“Dopo un brusco calo tra marzo e maggio, a giugno il settore private equity ha registrato una netta ripresa, e c’è ottimismo sul fatto che gli investimenti aumenteranno nella seconda metà dell’anno”: è quanto rilevato da Hugh MacArthur, responsabile a livello globale dell’attività di Private Equity di Bain & Company, “questo potrebbe cambiare, data la natura imprevedibile della pandemia. Tuttavia, l’incremento nelle attività di diligence è indice del fatto che le società siano alla ricerca di nuove opportunità in cui investire”.
Secondo quanto calcolato dalla società di consulenza Bain & Company il numero di operazioni di private equity è sceso del 36% nel continente americano e del 34% nell’area EMEA nel primo semestre del 2020, anno su anno.
Dopo questa brusca battuta d’arresto, però, il settore ha iniziato già a riprendersi. “A giugno i deal sono aumentati in maniera solida nelle Americhe e nell’area EMEA, registrando un balzo anche in Cina e lo slancio positivo si sta consolidando in tutto il mercato”, ha fatto sapere la società.
Una reazione diversa rispetto al 2008
Rispetto al post-2008 la ripresa del private equity sta avviandosi con molta più prontezza. A questo fenomeno ha contribuito il fatto che l’industria abbia raccolto 2.600 miliardi di dollari di capitale, più del doppio di quello che aveva all’inizio dell’ultima recessione, somme al momento ferme nelle casse delle società.
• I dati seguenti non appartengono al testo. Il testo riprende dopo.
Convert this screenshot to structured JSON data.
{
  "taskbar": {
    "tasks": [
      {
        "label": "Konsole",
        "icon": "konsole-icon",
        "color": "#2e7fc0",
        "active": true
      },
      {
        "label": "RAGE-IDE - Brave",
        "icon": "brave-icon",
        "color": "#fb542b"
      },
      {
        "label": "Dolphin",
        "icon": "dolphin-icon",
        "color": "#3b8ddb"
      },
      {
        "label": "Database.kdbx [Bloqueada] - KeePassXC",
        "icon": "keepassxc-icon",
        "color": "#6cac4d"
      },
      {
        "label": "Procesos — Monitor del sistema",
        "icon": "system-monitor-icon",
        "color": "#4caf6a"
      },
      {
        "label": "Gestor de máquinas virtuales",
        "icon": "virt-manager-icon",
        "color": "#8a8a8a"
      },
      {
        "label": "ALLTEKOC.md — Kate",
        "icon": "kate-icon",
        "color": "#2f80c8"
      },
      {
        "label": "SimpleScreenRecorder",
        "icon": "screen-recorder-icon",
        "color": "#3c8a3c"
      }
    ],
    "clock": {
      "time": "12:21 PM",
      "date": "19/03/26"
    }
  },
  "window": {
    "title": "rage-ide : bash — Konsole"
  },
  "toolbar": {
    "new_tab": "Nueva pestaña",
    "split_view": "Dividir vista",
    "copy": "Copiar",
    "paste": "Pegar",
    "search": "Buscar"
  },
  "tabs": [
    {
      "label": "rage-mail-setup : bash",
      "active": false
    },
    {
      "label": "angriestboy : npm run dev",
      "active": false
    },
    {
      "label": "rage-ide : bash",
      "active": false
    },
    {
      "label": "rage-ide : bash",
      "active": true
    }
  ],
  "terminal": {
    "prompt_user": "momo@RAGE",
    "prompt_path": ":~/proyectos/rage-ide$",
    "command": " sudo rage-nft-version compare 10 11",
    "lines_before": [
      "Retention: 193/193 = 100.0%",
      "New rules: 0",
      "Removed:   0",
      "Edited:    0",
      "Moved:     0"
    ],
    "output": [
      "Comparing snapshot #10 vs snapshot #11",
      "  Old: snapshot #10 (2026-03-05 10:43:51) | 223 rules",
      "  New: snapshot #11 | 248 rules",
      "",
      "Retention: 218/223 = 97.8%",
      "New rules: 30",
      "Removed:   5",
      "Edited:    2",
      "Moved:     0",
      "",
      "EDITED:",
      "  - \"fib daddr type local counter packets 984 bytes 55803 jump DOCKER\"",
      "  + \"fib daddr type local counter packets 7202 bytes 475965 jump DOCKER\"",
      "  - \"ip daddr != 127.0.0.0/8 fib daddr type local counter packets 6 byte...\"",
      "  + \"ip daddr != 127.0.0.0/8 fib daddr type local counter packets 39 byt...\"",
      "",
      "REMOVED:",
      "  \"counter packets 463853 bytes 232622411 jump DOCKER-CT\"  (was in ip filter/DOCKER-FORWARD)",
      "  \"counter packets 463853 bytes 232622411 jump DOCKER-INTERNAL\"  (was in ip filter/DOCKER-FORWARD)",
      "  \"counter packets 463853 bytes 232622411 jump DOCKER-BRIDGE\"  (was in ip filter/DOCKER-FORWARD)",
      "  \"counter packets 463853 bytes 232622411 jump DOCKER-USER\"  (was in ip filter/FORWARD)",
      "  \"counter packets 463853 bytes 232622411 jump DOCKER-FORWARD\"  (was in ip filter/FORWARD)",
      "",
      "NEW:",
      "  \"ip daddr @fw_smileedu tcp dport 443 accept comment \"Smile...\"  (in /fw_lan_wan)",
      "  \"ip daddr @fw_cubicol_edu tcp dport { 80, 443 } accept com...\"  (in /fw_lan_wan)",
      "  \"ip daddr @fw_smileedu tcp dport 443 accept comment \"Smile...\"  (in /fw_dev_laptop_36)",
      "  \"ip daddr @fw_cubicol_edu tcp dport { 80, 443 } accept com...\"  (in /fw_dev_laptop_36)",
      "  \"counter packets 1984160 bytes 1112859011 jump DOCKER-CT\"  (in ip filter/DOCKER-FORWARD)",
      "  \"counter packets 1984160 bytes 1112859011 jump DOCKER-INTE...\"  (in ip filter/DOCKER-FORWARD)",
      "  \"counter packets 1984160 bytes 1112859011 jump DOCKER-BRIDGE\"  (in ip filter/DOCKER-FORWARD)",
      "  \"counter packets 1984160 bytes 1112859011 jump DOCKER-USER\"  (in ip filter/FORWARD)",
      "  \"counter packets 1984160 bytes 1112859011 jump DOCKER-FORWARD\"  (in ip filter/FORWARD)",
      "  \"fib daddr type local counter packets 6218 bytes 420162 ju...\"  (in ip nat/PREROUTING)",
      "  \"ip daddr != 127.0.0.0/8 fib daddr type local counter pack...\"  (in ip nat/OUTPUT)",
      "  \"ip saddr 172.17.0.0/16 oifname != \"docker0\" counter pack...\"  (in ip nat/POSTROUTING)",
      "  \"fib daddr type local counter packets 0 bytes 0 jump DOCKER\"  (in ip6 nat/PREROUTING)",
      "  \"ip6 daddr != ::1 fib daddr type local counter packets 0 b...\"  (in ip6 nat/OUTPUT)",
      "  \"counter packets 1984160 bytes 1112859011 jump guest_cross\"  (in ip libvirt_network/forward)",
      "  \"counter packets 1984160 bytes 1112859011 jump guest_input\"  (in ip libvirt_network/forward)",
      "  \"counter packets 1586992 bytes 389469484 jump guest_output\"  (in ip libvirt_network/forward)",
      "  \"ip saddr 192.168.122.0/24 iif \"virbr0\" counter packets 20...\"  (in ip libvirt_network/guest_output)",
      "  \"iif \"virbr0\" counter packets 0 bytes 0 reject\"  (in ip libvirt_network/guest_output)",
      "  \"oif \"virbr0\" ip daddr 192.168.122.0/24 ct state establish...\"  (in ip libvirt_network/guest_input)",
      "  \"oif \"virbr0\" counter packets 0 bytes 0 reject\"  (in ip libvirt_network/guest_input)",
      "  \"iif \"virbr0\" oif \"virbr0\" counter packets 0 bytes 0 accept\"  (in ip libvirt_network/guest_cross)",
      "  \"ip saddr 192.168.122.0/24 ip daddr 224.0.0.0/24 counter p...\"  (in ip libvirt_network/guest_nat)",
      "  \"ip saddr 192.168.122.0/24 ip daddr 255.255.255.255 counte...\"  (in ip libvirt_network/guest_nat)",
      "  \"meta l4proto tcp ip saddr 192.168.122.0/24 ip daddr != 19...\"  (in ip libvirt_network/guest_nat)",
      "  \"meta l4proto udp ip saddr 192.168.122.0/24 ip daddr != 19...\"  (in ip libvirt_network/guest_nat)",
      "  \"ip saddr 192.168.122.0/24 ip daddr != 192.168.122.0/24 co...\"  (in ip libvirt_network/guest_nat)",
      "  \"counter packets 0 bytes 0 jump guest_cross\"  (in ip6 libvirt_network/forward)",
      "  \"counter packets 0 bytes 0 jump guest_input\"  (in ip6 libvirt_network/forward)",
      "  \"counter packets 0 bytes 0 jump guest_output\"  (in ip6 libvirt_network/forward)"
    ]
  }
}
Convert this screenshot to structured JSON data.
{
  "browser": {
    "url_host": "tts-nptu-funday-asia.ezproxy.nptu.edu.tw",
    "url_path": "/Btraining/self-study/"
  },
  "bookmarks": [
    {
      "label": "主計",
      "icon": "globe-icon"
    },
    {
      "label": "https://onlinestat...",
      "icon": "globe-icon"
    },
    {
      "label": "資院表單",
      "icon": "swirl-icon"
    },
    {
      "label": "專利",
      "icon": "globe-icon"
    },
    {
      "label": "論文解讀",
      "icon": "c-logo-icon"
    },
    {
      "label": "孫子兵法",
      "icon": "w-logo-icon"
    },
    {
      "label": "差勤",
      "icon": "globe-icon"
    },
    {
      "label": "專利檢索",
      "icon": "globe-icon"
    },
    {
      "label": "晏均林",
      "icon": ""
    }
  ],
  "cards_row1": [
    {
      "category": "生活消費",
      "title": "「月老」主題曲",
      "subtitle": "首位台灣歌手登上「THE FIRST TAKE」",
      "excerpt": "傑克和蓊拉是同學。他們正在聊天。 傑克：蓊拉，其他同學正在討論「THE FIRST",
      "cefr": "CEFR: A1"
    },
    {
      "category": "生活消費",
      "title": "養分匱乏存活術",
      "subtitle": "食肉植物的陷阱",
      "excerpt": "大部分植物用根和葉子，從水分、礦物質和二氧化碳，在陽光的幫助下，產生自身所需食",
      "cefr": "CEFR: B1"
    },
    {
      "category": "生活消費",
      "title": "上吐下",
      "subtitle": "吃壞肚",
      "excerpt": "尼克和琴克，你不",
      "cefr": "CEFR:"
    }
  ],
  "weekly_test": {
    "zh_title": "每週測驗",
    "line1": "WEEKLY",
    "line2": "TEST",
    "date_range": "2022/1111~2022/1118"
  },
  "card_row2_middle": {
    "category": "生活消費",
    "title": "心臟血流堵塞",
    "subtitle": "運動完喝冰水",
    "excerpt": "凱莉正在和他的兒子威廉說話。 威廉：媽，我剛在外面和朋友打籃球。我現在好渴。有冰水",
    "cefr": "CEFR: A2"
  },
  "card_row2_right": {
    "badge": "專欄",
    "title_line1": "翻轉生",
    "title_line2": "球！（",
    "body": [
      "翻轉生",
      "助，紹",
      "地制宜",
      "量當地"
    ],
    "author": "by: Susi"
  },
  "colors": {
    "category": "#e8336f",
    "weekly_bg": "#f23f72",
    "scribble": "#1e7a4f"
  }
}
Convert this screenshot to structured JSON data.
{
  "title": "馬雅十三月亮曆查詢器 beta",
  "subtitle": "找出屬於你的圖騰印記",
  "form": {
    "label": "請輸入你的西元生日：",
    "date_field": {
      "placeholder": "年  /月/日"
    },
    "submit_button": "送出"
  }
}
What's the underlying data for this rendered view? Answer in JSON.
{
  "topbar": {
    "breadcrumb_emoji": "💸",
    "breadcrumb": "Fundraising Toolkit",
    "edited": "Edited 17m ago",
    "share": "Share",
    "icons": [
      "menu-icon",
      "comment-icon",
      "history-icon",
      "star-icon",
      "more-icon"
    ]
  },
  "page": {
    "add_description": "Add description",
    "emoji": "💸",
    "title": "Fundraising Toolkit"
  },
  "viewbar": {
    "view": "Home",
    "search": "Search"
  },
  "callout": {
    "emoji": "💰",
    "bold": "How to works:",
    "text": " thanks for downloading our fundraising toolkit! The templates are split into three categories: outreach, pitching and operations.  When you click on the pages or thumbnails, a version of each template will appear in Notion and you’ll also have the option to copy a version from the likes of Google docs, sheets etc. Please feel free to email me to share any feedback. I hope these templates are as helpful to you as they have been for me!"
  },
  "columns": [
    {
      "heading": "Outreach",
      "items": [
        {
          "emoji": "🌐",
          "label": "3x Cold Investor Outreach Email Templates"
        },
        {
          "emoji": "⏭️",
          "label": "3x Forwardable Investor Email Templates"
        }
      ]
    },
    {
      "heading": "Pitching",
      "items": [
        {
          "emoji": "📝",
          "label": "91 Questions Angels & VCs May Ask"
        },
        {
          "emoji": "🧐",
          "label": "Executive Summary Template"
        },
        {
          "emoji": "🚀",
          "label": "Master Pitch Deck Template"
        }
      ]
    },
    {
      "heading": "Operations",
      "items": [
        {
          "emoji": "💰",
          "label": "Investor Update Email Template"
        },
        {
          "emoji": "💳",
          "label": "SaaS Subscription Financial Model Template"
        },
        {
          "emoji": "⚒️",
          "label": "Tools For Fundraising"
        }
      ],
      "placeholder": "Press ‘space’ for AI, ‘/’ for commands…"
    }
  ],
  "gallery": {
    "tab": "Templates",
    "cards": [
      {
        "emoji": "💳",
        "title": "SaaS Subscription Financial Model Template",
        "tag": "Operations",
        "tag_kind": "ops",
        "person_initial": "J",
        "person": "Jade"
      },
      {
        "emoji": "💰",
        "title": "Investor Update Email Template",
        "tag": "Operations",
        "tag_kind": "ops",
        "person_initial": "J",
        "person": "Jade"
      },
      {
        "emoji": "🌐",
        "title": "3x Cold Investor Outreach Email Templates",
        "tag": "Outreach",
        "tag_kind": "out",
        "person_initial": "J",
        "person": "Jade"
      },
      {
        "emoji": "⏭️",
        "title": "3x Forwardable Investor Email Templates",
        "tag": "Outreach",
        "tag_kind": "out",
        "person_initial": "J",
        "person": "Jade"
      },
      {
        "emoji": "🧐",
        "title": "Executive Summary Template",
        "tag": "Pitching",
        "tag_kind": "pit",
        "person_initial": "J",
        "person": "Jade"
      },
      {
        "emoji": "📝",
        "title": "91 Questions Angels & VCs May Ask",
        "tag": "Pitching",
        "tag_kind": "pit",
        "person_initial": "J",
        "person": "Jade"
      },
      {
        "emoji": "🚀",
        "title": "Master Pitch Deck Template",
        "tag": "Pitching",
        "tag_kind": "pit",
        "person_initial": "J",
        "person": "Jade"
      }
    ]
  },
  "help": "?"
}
“Il tempo gioca contro questo capitale, il che significa che le società cercano urgentemente di fare affari”, afferma Bain & Company. In secondo luogo, c’è un ampio incentivo a investire: il settore – con l’ultima recessione – ha imparato che gli investimenti fatti vicino alla fine del ciclo tendono a garantire rendimenti superiori alla media. In effetti, la finestra per trovare asset a prezzi vantaggiosi potrebbe essersi già chiusa; i mercati azionari e il debito pubblico hanno infatti già ampiamente recuperato rispetto ai minimi toccati durante il Covid.
Gli investitori, inoltre, ritengono che questa flessione abbia una natura diversa rispetto alla precedente crisi. “Lo shock finanziario globale del 2008 ha messo in luce i grossi problemi strutturali del sistema bancario, invece la contrazione dovuta al Covid-19 è stata associata più a un disastro naturale, che non rifletteva la debolezza della domanda sottostante”, ha commentato continua Roberto Fiorello, responsabile della practice di Private Equity di Bain & Company in Italia, “resta ovviamente il rischio reale che l’effetto Covid-19 sull’attività dei consumatori duri abbastanza a lungo da trasformarsi in una crisi finanziaria, ma per ora il mercato scommette su qualcosa di più ottimistico.
Non c’è dubbio, tuttavia, che la perdurante incertezza renda difficile consolidare la fiducia di acquirenti e venditori, considerando anche che la volatilità del mercato rende complesso fare valutazioni”.